The Australian Centre for Student Equity and Success acknowledges Indigenous peoples as the Traditional Owners of the lands on which our campuses are situated. With a history spanning 60,000 years as the original educators, Indigenous peoples hold a unique place in Australia. We recognise the importance of their knowledge and culture, and reflect the principles of participation, equity, and cultural respect in our work. We pay our respects to Elders past, present, and future, and consider it an honour to learn from our Indigenous colleagues, partners, and friends.

You are reading: Grant recipients announced: Australasian Spotlight on Equity

Congratulations to the two recipients of the NCSEHE and Equity Practitioners in Higher Education Australasia (EPHEA) Australasian Spotlight on Equity: Grants for recognition of impact!

The NCSEHE and EPHEA have partnered to provide a grant that recognises the impact of equity practitioners and researchers. This recognition will take the form of an official commendation and sponsorship opportunity to continue their equity research and/or practice activities. The grants aim to:

  • raise awareness and the profile of equity programs and research at an institutional level;
  • provide an avenue for staff and student equity programs and equity researchers to receive grant funds to assist in maximising impact of their activities;
  • offer a funding source to provide equity practitioners the opportunity to disseminate their practice/research or undertake ongoing professional development nationally and internationally.
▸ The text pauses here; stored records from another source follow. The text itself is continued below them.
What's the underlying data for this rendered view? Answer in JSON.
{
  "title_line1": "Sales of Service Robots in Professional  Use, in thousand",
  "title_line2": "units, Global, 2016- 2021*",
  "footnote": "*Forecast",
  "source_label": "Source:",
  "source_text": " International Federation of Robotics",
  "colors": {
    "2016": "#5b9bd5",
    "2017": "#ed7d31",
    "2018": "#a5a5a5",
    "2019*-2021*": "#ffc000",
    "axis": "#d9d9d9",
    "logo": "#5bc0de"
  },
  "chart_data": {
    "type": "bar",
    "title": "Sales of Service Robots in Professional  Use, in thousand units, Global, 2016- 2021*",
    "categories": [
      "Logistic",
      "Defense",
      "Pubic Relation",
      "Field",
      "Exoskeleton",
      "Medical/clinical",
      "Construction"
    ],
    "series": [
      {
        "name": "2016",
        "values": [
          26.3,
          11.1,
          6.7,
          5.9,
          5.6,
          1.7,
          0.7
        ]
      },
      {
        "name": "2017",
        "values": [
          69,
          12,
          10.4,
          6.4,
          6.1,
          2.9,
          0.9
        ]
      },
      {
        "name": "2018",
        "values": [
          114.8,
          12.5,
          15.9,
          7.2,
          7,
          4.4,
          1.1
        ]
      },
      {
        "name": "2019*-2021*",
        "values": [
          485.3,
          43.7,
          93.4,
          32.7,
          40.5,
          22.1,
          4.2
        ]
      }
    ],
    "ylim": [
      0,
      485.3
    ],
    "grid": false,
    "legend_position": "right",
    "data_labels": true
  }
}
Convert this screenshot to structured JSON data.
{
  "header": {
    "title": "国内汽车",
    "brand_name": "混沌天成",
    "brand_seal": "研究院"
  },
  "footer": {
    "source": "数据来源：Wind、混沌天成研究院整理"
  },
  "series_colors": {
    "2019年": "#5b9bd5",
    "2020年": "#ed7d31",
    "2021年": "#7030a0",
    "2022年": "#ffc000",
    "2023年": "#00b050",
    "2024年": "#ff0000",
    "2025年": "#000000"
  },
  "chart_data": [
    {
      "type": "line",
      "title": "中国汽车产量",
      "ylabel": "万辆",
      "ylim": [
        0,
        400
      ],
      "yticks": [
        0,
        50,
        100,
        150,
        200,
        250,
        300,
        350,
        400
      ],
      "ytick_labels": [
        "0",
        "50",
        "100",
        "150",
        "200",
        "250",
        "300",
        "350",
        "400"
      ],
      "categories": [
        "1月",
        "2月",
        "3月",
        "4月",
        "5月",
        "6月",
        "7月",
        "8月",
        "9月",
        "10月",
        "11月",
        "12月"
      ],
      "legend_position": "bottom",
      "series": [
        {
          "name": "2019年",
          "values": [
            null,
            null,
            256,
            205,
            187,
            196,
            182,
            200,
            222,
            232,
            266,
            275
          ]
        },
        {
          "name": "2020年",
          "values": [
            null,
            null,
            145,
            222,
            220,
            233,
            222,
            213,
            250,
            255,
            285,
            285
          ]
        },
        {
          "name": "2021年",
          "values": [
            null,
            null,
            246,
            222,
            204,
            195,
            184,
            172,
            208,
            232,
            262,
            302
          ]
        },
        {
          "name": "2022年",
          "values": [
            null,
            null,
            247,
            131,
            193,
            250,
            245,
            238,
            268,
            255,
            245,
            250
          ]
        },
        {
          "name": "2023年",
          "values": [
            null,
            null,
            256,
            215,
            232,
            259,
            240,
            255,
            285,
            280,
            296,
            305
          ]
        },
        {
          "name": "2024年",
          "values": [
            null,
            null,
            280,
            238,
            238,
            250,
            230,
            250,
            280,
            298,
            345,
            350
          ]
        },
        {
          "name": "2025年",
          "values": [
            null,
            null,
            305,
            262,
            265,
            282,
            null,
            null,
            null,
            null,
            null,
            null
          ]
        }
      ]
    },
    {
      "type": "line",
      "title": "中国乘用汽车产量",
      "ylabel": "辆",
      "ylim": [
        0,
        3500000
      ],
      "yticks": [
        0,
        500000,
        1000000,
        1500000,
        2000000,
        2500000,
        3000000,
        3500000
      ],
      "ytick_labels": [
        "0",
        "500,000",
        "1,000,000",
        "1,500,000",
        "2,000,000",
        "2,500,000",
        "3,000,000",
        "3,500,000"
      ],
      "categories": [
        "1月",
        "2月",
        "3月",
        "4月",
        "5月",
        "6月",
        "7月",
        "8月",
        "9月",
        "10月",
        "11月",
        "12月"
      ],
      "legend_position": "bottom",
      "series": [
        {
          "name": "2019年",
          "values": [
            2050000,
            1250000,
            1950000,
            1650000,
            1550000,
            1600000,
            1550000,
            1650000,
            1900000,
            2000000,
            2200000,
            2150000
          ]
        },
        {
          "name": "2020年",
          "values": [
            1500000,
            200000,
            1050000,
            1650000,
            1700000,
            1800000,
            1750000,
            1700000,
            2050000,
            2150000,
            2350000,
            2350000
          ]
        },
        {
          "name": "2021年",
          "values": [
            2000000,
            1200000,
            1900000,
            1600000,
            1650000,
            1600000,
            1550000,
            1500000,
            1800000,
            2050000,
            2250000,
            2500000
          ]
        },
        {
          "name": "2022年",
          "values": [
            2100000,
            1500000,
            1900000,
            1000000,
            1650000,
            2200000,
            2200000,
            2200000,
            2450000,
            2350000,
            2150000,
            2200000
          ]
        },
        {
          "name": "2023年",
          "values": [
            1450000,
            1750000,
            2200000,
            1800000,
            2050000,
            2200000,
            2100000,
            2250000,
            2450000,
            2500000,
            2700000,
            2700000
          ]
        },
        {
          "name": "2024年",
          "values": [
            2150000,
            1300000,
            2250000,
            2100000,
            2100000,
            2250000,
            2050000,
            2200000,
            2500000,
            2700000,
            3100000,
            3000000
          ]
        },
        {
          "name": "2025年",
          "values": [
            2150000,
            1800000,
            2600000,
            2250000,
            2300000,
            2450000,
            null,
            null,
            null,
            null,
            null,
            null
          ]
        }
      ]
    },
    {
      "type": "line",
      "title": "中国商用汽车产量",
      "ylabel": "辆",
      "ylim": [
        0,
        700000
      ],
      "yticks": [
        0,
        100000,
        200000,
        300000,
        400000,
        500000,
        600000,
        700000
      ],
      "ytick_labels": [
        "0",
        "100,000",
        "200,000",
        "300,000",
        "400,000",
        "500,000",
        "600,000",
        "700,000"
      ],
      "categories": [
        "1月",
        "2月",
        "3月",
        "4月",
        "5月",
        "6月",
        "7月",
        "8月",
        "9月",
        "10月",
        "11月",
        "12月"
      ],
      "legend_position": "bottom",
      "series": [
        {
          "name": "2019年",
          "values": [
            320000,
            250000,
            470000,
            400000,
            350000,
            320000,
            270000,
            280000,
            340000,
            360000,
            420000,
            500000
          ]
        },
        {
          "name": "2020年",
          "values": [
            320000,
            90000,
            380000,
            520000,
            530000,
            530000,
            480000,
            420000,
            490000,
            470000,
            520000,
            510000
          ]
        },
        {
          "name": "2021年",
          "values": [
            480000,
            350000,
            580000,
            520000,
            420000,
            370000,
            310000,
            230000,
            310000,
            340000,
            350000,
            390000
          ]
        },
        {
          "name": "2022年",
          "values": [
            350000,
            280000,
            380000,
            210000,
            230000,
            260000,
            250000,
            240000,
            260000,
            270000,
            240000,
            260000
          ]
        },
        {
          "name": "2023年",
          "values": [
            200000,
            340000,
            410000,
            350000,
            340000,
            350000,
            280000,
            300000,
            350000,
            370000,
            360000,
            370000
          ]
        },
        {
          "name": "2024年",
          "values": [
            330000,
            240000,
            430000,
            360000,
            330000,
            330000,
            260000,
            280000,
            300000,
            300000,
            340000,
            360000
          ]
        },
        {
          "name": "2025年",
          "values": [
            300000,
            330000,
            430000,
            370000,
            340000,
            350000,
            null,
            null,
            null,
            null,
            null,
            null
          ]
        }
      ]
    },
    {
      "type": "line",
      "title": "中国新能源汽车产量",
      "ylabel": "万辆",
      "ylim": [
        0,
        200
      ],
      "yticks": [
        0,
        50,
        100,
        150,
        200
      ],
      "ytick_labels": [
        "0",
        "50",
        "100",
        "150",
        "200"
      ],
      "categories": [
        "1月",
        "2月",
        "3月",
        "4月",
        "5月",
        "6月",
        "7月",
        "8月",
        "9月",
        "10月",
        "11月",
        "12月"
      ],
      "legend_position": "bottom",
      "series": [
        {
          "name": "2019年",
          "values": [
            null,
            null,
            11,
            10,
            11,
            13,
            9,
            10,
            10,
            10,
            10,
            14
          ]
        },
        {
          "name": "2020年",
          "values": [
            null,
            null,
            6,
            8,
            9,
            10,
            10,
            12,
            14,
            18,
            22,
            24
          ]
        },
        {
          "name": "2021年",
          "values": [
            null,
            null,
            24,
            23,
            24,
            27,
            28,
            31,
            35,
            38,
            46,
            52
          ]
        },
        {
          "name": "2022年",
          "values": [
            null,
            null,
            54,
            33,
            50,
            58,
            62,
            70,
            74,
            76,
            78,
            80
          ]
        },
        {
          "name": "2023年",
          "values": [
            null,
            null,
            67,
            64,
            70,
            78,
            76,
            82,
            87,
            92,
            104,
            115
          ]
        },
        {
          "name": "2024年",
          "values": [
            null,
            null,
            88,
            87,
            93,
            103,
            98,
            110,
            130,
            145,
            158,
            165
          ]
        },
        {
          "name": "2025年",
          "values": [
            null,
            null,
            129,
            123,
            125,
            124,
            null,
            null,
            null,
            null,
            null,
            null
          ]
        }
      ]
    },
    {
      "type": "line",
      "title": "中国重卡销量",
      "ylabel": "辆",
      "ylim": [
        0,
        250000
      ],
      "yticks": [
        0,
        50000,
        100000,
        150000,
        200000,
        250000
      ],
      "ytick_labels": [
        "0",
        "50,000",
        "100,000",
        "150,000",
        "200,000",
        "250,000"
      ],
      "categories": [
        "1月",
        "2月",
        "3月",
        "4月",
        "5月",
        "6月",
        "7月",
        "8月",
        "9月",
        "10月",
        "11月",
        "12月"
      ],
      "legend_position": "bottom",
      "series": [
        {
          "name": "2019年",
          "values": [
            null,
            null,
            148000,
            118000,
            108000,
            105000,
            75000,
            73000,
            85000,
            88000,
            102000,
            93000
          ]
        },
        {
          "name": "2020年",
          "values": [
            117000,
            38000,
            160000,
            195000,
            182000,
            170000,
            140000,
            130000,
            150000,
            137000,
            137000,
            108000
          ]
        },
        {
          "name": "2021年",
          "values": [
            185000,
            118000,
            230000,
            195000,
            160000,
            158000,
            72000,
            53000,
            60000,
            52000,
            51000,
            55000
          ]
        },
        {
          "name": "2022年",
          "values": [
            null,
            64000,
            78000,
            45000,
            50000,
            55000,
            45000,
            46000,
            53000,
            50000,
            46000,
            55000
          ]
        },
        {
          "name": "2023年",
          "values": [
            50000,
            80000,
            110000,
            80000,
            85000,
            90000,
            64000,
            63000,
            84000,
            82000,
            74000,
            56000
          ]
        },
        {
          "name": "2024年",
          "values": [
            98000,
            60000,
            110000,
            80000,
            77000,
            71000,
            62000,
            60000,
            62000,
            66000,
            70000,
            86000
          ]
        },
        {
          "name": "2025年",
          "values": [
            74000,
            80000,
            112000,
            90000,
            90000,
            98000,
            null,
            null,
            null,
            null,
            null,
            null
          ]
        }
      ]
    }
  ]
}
The grant recipients were announced at the EPHEA & NCSEHE World Access to Higher Education Day event.

— Career Success Program, RMIT University

Lisa Williams,  Katie Adler, Lisa Happell, Lisa White and Jonica Rooke

Students from underrepresented cohorts continue to experience unequal graduate employment outcomes and unique challenges to developing their employability. In the current context of the Covid-19 pandemic, these students are expected to be in an even more precarious situation within an increasingly uncertain and competitive graduate job market. RMIT’s Career Success program was established in 2018 to enhance the employability Graduate Capitals and resilience of over 7000 diverse students, including:

  • Students from low socioeconomic status backgrounds
  • Aboriginal and Torres Strait Islander students
  • Students from regional, rural & remote areas (added to program scope in 2022)
  • Students from humanitarian backgrounds (particularly students seeking asylum)

In response to evaluation of RMIT’s institutional engagement data, stakeholder feedback, focus groups and research, a proactive and ‘high-touch’ program has evolved since 2018 to include a dedicated suite of offerings tailored to these students’ career development needs. Student offerings include:

  • Ongoing career counselling & coaching tailored to each individual
  • ‘MyCareerKit’ intensive career development program
  • Access to selected assessment tools to identify strengths, explore careers and increase self-awareness
  • Financial assistance to enable participation in WIL placement/internship & work readiness activity
  • Timely and targeted notification of relevant internships, graduate roles and other work opportunities
  • Individual coaching from initial job application to final interview
  • A strengths-based approach to resume building, job search activities and interview skill development.

The grant funding will allow for ongoing professional development and the continuation of the program with added benefits such as provided meals to disadvantaged students.

More information about RMIT’s ‘MyCareerKit‘, here.

— The Experiences of Students from Asylum-Seeking backgrounds in Higher Education initiative, Monash University

Kristin Reimer, Jane Wilkinson, Karen Dunwoodie, Luke Macaulay, Mervi Kaukko and Susan Webb

A key equity group which has missed out on Australian higher education opportunities are people seeking asylum. This is due to federal government policies that classify them as international students, thus making the cost of university education prohibitive. Many universities are addressing these concerns by offering scholarships to people on temporary protection visas. However, little is known about these students’ experiences of getting in, getting through and beyond higher education. This qualitative, longitudinal program of research has been examining the experiences of scholarship-holding asylum seekers undertaking Australian university studies. The aim is to understand better the factors that support this group’s access to and full participation in higher education, including successfully completing their degrees.

The focus was on the students’ perceptions of their experiences rather than institutional comparisons. Yet following the students’ educational journeys for three years highlighted key institutional differences. It is through the breadth and depth of this research program that new knowledge about the university experiences of asylum-seeking students, as well as policy recommendations for universities and government can be offered.

The grant funding will enable continuing the program of research into a fourth wave – to examine the students’ completion of study and entry into work or further study. This would be significant since existing research focuses on getting into higher education, but not beyond. The findings, presented to universities and organisations that support people who are refugees and asylum-seekers, have the potential to impact future policy and practices that would benefit the sector as a whole.